In this lab we take a look at the OpenShift excluders, apply OS updates to all nodes, drain, reboot and schedule them again.
The config playbook we use to install and configure OpenShift removes yum excludes for specific packages at its beginning. Likewise it adds them back at the end of the playbook run. This makes it possible to update OpenShift-specific packages during a playbook run but freeze these package versions during e.g. a yum update
.
First, let's check if the excludes have been set on all nodes. Connect to the first master and run:
[ec2-user@master0 ~]$ ansible nodes -m shell -a "atomic-openshift-excluder status && atomic-openshift-docker-excluder status"
...
app-node0.user[X].lab.openshift.ch | SUCCESS | rc=0 >>
exclude -- All packages excluded
exclude -- All packages excluded
...
These excludes are set by using the OpenShift Ansible playbooks or when using the command atomic-openshift-excluder
or atomic-openshift-docker-excluder
. For demonstration purposes, we will now remove and set these excludes again.

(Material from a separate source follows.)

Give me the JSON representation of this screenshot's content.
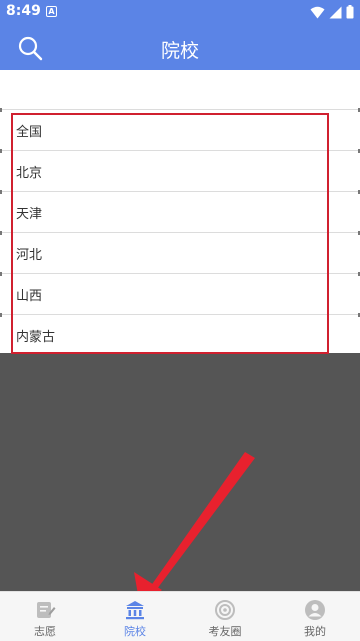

[ec2-user@master0 ~]$ ansible nodes -m shell -a "atomic-openshift-excluder unexclude && atomic-openshift-docker-excluder unexclude"
[ec2-user@master0 ~]$ ansible nodes -m shell -a "atomic-openshift-excluder status && atomic-openshift-docker-excluder status"
[ec2-user@master0 ~]$ ansible nodes -m shell -a "atomic-openshift-excluder exclude && atomic-openshift-docker-excluder exclude"
[ec2-user@master0 ~]$ ansible nodes -m shell -a "atomic-openshift-excluder status && atomic-openshift-docker-excluder status"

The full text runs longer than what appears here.